The primary goal of this study is to predict the next logical and practical approach in the use of advanced Decision Support Systems (DSS) and Artificial Intelligence to find and evaluate markets for prospective products. In addition to determining these markets, DSS will then be used to predict the success of the market and other product lines that can be brought to those markets, making companies more successful in the structuring of marketing models and product lines.
[keywords] Decision support system; artificial intelligence; marketing; DSS; marketing model; 1ST; IS; global marketing
Information Systems Technology (1ST) is becoming a more prominent part of global marketing. With the aid of 1ST, companies can become competitive in all phases of customer relations (Ives and Learmonth, 1984). The use of information technology for finding markets is expanding, enabling companies to keep up with prospective markets in today's dynamic economy. 1ST accomplishes this feat by helping marketing departments determine targets for their products and charting the most effective way to cover the largest market in the shortest amount of time. They also enable marketing to establish trends so that new products coming to market can be quickly evaluated and decisions made on the best placement for these products.
Information Systems (IS) today are designed with reusability in mind. They span multiple markets, enabling companies that design products to sell them to several different companies interested in gaining an edge with respect to the marketing of their products (Bakos, 1991). IS includes Advanced Decision Support Systems (DSS) that are able to assist businesses in making decisions about a market without the need for investing costly resources testing that market with product. The DSS can test and even predict the way in which a particular market will respond to certain products without the need to release those products into the market. IS scientists use databases with prediction models, and in some cases Artificial Intelligence (AI), to model the healthiest market for a particular product or to create models for a particular market of interest (MaLec, 2002).
Evaluation of Current Systems
The following is a concise evaluation of Decision Support Systems and their history. Some discussion of these systems and how they are used today for the furthering of marketing decisions is also presented. When a clear understanding of the current technology has been presented, it will be possible to continue to the next section, which will delineate the future of DSS and AI.
History of Decision Support Systems (DSS)
The history of DSS arguably began in 1965; some of the earliest beginnings of DSS are represented in Table 1 (Power, 2003).

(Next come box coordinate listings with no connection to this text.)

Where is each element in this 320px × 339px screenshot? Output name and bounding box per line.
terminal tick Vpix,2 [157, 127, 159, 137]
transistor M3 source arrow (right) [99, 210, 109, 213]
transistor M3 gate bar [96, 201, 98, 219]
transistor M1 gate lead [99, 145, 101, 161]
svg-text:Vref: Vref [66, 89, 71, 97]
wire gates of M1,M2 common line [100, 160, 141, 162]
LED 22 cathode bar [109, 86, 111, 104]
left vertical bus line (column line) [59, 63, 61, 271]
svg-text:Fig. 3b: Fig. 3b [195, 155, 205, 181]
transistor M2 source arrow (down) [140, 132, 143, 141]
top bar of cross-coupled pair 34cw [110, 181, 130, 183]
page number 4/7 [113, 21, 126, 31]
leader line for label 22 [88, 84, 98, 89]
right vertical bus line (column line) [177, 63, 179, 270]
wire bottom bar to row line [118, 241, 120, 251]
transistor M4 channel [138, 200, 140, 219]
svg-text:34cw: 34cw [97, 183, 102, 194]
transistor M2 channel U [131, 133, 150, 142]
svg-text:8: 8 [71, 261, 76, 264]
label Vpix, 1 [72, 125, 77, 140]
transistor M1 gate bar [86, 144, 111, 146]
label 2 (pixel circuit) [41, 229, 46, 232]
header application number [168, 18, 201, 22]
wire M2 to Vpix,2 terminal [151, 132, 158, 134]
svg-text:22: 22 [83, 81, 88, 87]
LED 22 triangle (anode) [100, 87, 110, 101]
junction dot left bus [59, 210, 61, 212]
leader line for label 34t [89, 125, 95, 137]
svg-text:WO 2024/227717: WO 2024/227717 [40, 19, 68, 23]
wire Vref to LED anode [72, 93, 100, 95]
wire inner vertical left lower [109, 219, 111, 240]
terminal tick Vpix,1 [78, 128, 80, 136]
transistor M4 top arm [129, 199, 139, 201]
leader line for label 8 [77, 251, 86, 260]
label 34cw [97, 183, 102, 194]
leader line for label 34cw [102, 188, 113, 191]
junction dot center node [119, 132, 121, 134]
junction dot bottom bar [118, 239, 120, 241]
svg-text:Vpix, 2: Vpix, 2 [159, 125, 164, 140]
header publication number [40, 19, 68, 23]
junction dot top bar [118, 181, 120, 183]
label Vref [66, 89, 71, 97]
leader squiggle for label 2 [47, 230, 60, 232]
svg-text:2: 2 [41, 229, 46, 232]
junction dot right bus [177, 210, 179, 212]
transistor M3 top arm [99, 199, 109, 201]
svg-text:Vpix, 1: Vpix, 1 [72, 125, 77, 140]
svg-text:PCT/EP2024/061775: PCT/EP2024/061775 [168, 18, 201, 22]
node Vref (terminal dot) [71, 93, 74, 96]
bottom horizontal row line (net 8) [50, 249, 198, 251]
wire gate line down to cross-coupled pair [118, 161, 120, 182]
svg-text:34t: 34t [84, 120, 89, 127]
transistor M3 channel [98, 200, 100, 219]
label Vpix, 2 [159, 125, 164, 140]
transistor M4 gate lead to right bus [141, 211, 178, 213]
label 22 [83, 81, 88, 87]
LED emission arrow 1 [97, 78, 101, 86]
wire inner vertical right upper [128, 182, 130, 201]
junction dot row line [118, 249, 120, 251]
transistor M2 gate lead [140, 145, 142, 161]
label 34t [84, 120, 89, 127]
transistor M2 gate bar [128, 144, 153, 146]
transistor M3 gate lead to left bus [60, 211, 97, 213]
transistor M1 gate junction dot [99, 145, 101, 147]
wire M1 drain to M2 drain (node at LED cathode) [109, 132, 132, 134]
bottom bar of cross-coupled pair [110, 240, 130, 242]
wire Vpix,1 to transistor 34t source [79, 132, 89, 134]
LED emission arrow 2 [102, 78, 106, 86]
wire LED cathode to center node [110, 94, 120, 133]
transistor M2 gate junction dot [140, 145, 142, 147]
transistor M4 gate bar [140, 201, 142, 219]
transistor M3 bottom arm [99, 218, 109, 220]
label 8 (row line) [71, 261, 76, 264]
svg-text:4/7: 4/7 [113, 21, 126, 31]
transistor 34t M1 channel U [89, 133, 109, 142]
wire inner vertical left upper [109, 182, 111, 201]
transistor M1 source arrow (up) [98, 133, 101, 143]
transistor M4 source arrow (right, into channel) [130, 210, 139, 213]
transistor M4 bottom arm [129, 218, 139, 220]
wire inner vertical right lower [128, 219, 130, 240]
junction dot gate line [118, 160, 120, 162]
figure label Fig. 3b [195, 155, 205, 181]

Other milestones that helped along the way include the creation of tools like Lotus 123(TM) and Microsoft(TM) Excel(TM), both of which enabled people to crunch numbers and view them in a presentation manner not available before the 1980s. Tremendous hardware advancements and the reduction in computer size also contributed to DSS development. IS moved from being luxury that only very large organizations (such as the Department of Defense or I. B. M.) could afford to be an operation with a budget footprint that most businesses could handle.
One of the most prevalent technologies today is the relational database system. With the appropriate data, relational database systems are able to predict the best potential markets for prospective products. Unfortunately, the appropriate data is not always available, and new product lines are not able to take advantage of such systems. Therefore, relational systems often lack the ability to predict the best markets. More promising and relatively successful technologies are Expert Systems, Fuzzy Logic, and Artificial Neural Networks (ANN).